What’s even more of a mystery, given the reasoning of the LoC is that jail breaking is OK, even though that effectively unlocks the phone. But perhaps the most mysterious of all is how the DMCA came to be applied to phone unlocking. Or at least it’s a mystery until you realize that the major carriers have been lobbying the Librarian of Congress for years.

The bottom line for all of this is that basically very little has changed for individual owners of mobile phones. These individual owners already depended on their carrier’s help in unlocking or they bought unlocked phones. Even in cases where a person has unlocked a phone without the carrier’s permission, nothing has happened. There’s no reported instance in which a carrier has sued a customer for unlocking a phone.

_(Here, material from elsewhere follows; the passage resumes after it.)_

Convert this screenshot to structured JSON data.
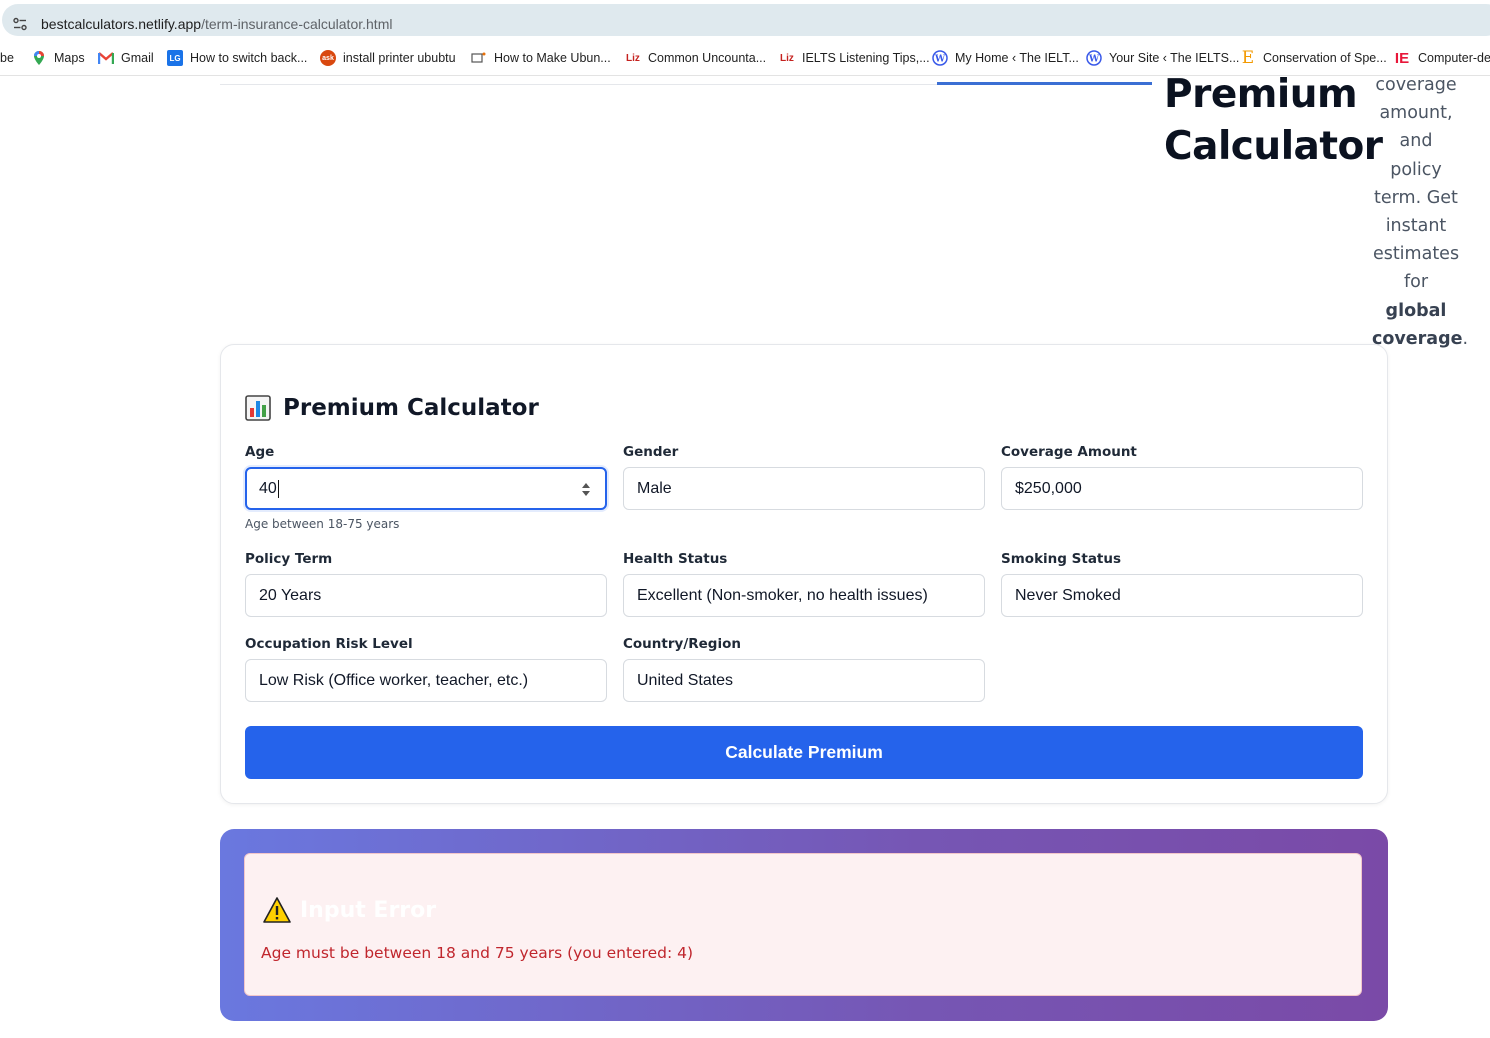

But this does illustrate how a vast, complex bill such as the DMCA can have an impact on tech users far beyond anything that was ever intended. And unfortunately, because the DMCA is so vast and complex, it’s a safe bet that wireless companies will be working to think up new ways to make your use of the devices you buy more annoying. In the meantime, if you want your phone unlocked, go for it. Just be aware that somewhere in Washington, D.C., there’s a librarian who will cast a disapproving eye in your direction.